The implicit valuation of electric car maker Lucid Motors Inc, which recently agreed to merge with SPAC led by former Citigroup Inc banker Michael Klein, exceeded $ 55 billion after the deal was announced, more than the market value of Ford Motor Co.

“SPAC is a bonus for those who arrange it,” said Keith Johnston, chief executive of SFO Alliance, a London-based investment club with single family offices.
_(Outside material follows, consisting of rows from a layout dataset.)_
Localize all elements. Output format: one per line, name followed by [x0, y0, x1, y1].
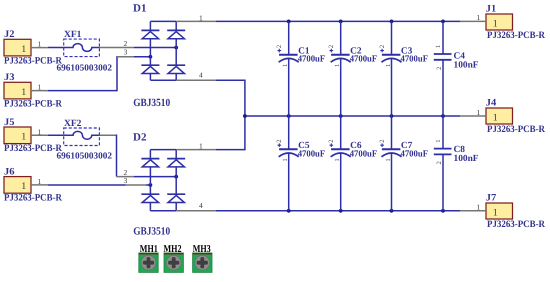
svg-text:2: 2 — [379, 45, 386, 48]
svg-text:PJ3263-PCB-R: PJ3263-PCB-R — [487, 219, 546, 230]
svg-text:4700uF: 4700uF — [401, 54, 429, 64]
wire XF1 to D1 pin 2 (gray pin part) — [99, 47, 134, 49]
J5 pin 1 — [31, 127, 48, 136]
svg-text:J3: J3 — [4, 72, 15, 83]
wire D2 pin 2 (gray pin part) — [117, 176, 135, 178]
junction mid rail at center vertical — [243, 114, 247, 118]
bridge rectifier D1 diode columns — [141, 21, 185, 80]
svg-text:2: 2 — [436, 161, 443, 164]
connector J6 — [4, 177, 31, 194]
capacitor C2 — [330, 21, 351, 116]
connector J7 — [486, 203, 513, 219]
wire D2 pin 1 rail — [150, 149, 245, 151]
svg-text:2: 2 — [276, 139, 283, 142]
wire XF1 to D1 pin 2 — [134, 47, 176, 49]
svg-text:100nF: 100nF — [454, 154, 479, 164]
svg-text:1: 1 — [38, 127, 42, 136]
svg-text:1: 1 — [477, 108, 481, 117]
svg-text:1: 1 — [21, 87, 26, 98]
svg-text:D2: D2 — [133, 132, 147, 144]
junction mid rail x=391.5 — [390, 114, 394, 118]
svg-text:MH3: MH3 — [193, 244, 211, 255]
capacitor C8 — [434, 116, 452, 211]
wire mid rail to J4 — [245, 115, 460, 117]
wire D2 pin 3 (gray pin part) — [126, 184, 147, 186]
J1 pin 1 — [460, 13, 486, 22]
wire to D2 pin 2 — [134, 176, 176, 178]
connector J5 — [4, 127, 31, 144]
svg-text:1: 1 — [334, 64, 341, 67]
svg-text:696105003002: 696105003002 — [57, 63, 113, 73]
connector J1 — [486, 14, 513, 30]
svg-text:2: 2 — [328, 45, 335, 48]
wire bottom rail D2 pin 4 to J7 — [150, 210, 460, 212]
svg-text:1: 1 — [38, 40, 42, 49]
svg-text:4700uF: 4700uF — [298, 54, 326, 64]
junction mid rail x=340.7 — [339, 114, 343, 118]
svg-text:696105003002: 696105003002 — [57, 150, 113, 160]
svg-text:MH2: MH2 — [164, 244, 182, 255]
svg-text:J7: J7 — [486, 193, 497, 204]
capacitor C7 — [380, 116, 401, 211]
J6 pin 1 — [31, 177, 48, 186]
wire D1 pin 3 (gray pin part) — [117, 56, 134, 58]
junction bottom rail x=391.5 — [390, 209, 394, 213]
capacitor C5 — [278, 116, 299, 211]
junction at D2 pin 3 / left column — [149, 183, 153, 187]
junction top rail x=340.7 — [339, 20, 343, 24]
junction top rail x=391.5 — [390, 20, 394, 24]
svg-text:2: 2 — [379, 139, 386, 142]
wire to D1 pin 3 — [134, 56, 150, 58]
junction bottom rail x=288.7 — [287, 209, 291, 213]
svg-text:1: 1 — [435, 45, 442, 48]
svg-text:4700uF: 4700uF — [350, 149, 378, 159]
wire XF2 vertical down to D2 pin 2 — [116, 135, 118, 177]
J3 pin 1 — [31, 83, 48, 92]
svg-text:1: 1 — [21, 181, 26, 192]
svg-text:1: 1 — [21, 44, 26, 55]
mounting hole MH1 — [139, 253, 158, 272]
svg-text:4700uF: 4700uF — [350, 54, 378, 64]
junction mid rail x=288.7 — [287, 114, 291, 118]
connector J2 — [4, 39, 31, 56]
wire center vertical D1- to D2+ — [244, 80, 246, 149]
capacitor C6 — [330, 116, 351, 211]
svg-text:1: 1 — [38, 83, 42, 92]
mounting hole MH3 — [193, 253, 212, 272]
svg-text:J2: J2 — [4, 29, 15, 40]
svg-text:1: 1 — [334, 158, 341, 161]
junction bottom rail x=443.0 — [441, 209, 445, 213]
svg-text:4700uF: 4700uF — [298, 149, 326, 159]
capacitor C4 — [434, 21, 452, 116]
wire D1 pin 4 rail — [150, 79, 245, 81]
svg-text:PJ3263-PCB-R: PJ3263-PCB-R — [4, 98, 63, 109]
wire top positive rail D1 pin 1 to J1 — [150, 20, 460, 22]
J2 pin 1 — [31, 40, 48, 49]
svg-text:1: 1 — [493, 18, 498, 29]
junction at D1 pin 3 / left column — [149, 55, 153, 59]
J7 pin 1 — [460, 203, 486, 212]
junction top rail x=288.7 — [287, 20, 291, 24]
svg-text:3: 3 — [124, 176, 128, 185]
fuse XF1 — [64, 39, 100, 57]
svg-text:J6: J6 — [4, 166, 15, 177]
svg-text:XF1: XF1 — [64, 30, 82, 40]
capacitor C3 — [380, 21, 401, 116]
svg-text:1: 1 — [282, 64, 289, 67]
bridge rectifier D2 diode columns — [141, 150, 185, 211]
fuse XF2 — [64, 128, 100, 146]
svg-text:1: 1 — [493, 207, 498, 218]
wire J6 to D2 pin 3 — [48, 184, 126, 186]
svg-text:PJ3263-PCB-R: PJ3263-PCB-R — [487, 30, 546, 41]
svg-text:D1: D1 — [133, 3, 146, 15]
svg-text:4700uF: 4700uF — [401, 149, 429, 159]
svg-text:XF2: XF2 — [64, 119, 82, 129]
J4 pin 1 — [460, 108, 486, 117]
svg-text:1: 1 — [477, 13, 481, 22]
svg-text:J4: J4 — [486, 98, 497, 109]
connector J4 — [486, 108, 513, 124]
junction bottom rail x=340.7 — [339, 209, 343, 213]
svg-text:100nF: 100nF — [454, 60, 479, 70]
svg-text:2: 2 — [328, 139, 335, 142]
svg-text:3: 3 — [124, 48, 128, 57]
svg-text:GBJ3510: GBJ3510 — [133, 97, 170, 109]
svg-text:GBJ3510: GBJ3510 — [133, 225, 170, 237]
junction top rail x=443.0 — [441, 20, 445, 24]
wire XF2 output (gray pin part) — [99, 134, 116, 136]
svg-text:MH1: MH1 — [140, 244, 158, 255]
svg-text:PJ3263-PCB-R: PJ3263-PCB-R — [4, 193, 63, 204]
junction mid rail x=443.0 — [441, 114, 445, 118]
junction at D2 pin 2 / right column — [174, 175, 178, 179]
svg-text:PJ3263-PCB-R: PJ3263-PCB-R — [4, 55, 63, 66]
svg-text:1: 1 — [38, 177, 42, 186]
svg-text:1: 1 — [385, 64, 392, 67]
svg-text:J5: J5 — [4, 117, 15, 128]
capacitor C1 — [278, 21, 299, 116]
svg-text:2: 2 — [436, 67, 443, 70]
svg-text:J1: J1 — [486, 4, 497, 15]
svg-text:1: 1 — [385, 158, 392, 161]
svg-text:4: 4 — [199, 201, 203, 210]
wire to D2 pin 3 left column — [146, 184, 150, 186]
svg-text:1: 1 — [282, 158, 289, 161]
svg-text:1: 1 — [435, 139, 442, 142]
wire J5 to XF2 — [48, 134, 64, 136]
svg-text:4: 4 — [199, 70, 203, 79]
wire J3 horizontal — [48, 90, 117, 92]
svg-text:1: 1 — [21, 132, 26, 143]
svg-text:2: 2 — [276, 45, 283, 48]
svg-text:1: 1 — [493, 112, 498, 123]
connector J3 — [4, 82, 31, 99]
svg-text:PJ3263-PCB-R: PJ3263-PCB-R — [4, 143, 63, 154]
svg-text:PJ3263-PCB-R: PJ3263-PCB-R — [487, 124, 546, 135]
wire J3 vertical up to D1 pin 3 — [116, 56, 118, 91]
mounting hole MH2 — [164, 253, 183, 272]
junction at D1 pin 2 / right column — [174, 46, 178, 50]
wire J2 to XF1 — [48, 47, 64, 49]
svg-text:1: 1 — [477, 203, 481, 212]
But this phenomenon started to appear cracks. The IPOX SPAC index – which tracks the performance of a wide range of blank check companies – is down nearly 20% from its highest level in February. Many see the spread of such companies as a product of central banks that are flooding economies with new money during the pandemic.

The access valuation stems in part from revolving assessments of electric vehicle makers last year, although higher bond yields in recent weeks have weighed on the industry.

CIIG shares have fallen by more than a fifth since hitting a record in December. Until the announcement of the merger of the two companies, Sverdlov had funded the project himself.

Access Inc., which plans to start testing some of its vehicles on public roads this year, said it could avoid the financial risks most automakers face by building small plants that cost a fraction of those built by the large commercial auto makers. The startup plans to have 31 factories by 2024, and is hoping to start making a profit even earlier.

Sverdlov recently said: “There are more than 560 cities in the world with a population of over 1 million people, and each city can have a small factory producing 10,000 vehicles specifically designed to meet the needs of this market.” “This model could be as scalable as McDonald’s or Starbucks.”